Hey Python, so you live in Portland or near it? Thats really cool. Yeah, Cayes pets is right on division. Its a great place to just hang out...the people there are really nice. I will buy my piranha from there from now on if I have need for anymore. I don't think I'll be buying anymore reds. I think my next purchase will be a few caribe if I want anymore piranha. I have a total of 10 right now and am very happy with all of them. You should swing by sometime and you can check out my set up once I get it. Right now all my boys are swimmin around in an 80 gallon allglass.


----------



## rosecityrhom (Feb 3, 2003)

Mad, you have one of the best set ups I've seen as far as number of piranha in a tank. 41 is quite amazing in itself...and the fact that you have had no fatalities is the other amazing fact. Keep up the good work and I look foreward to seeing more of your pics and videos. You have the perfect set up for it. I like the pics or videos(can't remember) of all your guys sitting under the concrete slabs...


----------



## bobme (Feb 17, 2003)

I am looking my self to get a 180 - 200 or 250 what ever i can find, any one gots some ideas where to look online?
I am going to check LFS right now.


----------



## GARGOYLE (Feb 12, 2003)

I got me a glass 135 with glass top and lights brand new for $199.99. If anyone is interested the store is in Modesto California.

Tropical Haven
1707 prescott Rd.
Modesto Cali
209 522-4706

Awesome prices on nice built in stand and canopy.


----------



## Xenon (Nov 15, 2002)

GARGOYLE said:


> I got me a glass 135 with glass top and lights brand new for $199.99. If anyone is interested the store is in Modesto California.
> 
> Tropical Haven
> 1707 prescott Rd.
> ...


 Put it in the store locator.


----------



## pythonwill (Feb 2, 2003)

> Hey Python, so you live in Portland or near it? Thats really cool. Yeah, Cayes pets is right on division. Its a great place to just hang out...the people there are really nice. I will buy my piranha from there from now on if I have need for anymore. I don't think I'll be buying anymore reds. I think my next purchase will be a few caribe if I want anymore piranha. I have a total of 10 right now and am very happy with all of them. You should swing by sometime and you can check out my set up once I get it. Right now all my boys are swimmin around in an 80 gallon allglass.

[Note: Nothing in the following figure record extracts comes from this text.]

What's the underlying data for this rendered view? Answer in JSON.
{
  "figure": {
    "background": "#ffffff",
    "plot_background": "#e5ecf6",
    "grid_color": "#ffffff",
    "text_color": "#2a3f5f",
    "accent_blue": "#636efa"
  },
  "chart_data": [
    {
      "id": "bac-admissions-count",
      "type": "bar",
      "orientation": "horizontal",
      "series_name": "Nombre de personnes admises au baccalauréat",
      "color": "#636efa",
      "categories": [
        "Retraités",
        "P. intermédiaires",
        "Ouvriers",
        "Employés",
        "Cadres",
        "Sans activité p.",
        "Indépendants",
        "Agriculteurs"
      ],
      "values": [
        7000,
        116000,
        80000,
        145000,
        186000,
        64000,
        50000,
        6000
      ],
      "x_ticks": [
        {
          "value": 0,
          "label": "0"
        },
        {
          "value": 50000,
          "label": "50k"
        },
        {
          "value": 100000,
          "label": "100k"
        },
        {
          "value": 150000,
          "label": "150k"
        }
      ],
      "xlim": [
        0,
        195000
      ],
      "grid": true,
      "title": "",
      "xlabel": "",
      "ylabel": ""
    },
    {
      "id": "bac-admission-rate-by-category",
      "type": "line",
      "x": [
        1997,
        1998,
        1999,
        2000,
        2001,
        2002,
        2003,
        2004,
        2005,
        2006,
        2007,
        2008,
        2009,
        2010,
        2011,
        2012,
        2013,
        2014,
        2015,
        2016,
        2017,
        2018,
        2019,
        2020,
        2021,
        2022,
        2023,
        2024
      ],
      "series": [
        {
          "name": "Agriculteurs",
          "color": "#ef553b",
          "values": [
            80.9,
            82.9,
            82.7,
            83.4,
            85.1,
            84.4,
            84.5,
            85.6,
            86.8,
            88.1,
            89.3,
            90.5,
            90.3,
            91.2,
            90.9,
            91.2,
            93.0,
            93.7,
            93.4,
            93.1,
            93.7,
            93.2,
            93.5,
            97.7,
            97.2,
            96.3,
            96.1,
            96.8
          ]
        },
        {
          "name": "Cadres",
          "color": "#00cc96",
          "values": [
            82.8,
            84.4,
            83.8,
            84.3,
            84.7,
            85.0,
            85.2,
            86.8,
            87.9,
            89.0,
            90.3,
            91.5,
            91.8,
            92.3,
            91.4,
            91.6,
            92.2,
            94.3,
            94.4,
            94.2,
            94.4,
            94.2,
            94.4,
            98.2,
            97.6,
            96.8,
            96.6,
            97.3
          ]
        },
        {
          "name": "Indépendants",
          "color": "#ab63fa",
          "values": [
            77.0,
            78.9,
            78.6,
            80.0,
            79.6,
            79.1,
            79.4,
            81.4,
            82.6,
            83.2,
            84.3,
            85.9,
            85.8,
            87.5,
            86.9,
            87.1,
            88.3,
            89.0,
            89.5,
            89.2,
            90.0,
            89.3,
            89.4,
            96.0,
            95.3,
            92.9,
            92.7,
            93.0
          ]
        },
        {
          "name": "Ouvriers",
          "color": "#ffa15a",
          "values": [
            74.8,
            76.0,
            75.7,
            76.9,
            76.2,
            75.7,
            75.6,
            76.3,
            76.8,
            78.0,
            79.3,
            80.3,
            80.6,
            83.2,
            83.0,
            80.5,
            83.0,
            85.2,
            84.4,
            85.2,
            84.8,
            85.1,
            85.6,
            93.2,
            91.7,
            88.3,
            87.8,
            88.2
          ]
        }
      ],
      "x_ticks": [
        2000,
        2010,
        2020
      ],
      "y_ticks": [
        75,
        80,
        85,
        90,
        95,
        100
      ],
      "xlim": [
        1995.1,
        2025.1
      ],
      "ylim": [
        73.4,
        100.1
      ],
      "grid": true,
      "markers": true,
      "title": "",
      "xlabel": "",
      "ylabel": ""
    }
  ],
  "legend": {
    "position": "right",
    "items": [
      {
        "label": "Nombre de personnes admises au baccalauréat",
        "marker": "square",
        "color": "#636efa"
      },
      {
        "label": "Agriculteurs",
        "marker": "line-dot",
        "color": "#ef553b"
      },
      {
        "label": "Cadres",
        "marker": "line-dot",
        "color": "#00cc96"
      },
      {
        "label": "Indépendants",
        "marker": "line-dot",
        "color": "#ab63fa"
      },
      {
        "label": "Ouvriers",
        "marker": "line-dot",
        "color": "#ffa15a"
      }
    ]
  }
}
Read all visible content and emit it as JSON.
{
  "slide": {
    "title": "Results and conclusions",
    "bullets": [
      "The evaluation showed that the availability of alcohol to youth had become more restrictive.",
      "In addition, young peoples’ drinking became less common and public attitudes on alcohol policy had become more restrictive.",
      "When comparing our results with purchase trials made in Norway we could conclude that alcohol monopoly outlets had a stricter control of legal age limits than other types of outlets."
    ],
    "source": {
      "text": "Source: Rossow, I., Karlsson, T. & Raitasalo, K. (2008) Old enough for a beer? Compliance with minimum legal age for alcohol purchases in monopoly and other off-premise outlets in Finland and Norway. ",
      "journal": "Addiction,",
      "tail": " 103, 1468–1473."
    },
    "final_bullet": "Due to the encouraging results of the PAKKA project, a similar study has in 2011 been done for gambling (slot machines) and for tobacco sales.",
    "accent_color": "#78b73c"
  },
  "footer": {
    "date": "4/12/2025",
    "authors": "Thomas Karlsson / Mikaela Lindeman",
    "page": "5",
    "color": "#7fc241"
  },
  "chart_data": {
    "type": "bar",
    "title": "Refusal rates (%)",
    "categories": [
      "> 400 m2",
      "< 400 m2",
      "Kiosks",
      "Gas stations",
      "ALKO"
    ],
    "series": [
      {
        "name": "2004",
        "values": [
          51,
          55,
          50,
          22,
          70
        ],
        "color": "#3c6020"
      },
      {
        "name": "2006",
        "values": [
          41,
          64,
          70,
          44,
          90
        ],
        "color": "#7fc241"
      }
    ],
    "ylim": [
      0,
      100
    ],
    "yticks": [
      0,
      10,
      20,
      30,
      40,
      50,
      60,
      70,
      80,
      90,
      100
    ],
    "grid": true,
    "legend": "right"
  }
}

Ya I live out West a ways, Im in Banks if you know where that is. I have been to Cayes before they had a sweet aro just inside the door.but they only had reds for Piranha's and im am not looking for any more of them. maybe our paths will cross some day in the Piranha trade.
Take care
Will


----------



## rosecityrhom (Feb 3, 2003)

Very cool...yeah they're arowana is sweet. The lady that works there told me he bit here while she was trying to feed him. She said f*** it and told the person who owned him to feed him from now on. Try A to Z...they're up on Division as well and every now and again you can find a Spilo or Rhom(they say they're Rhoms anyway). I just don't go there anymore cause I don't like the way they house there piranha.


----------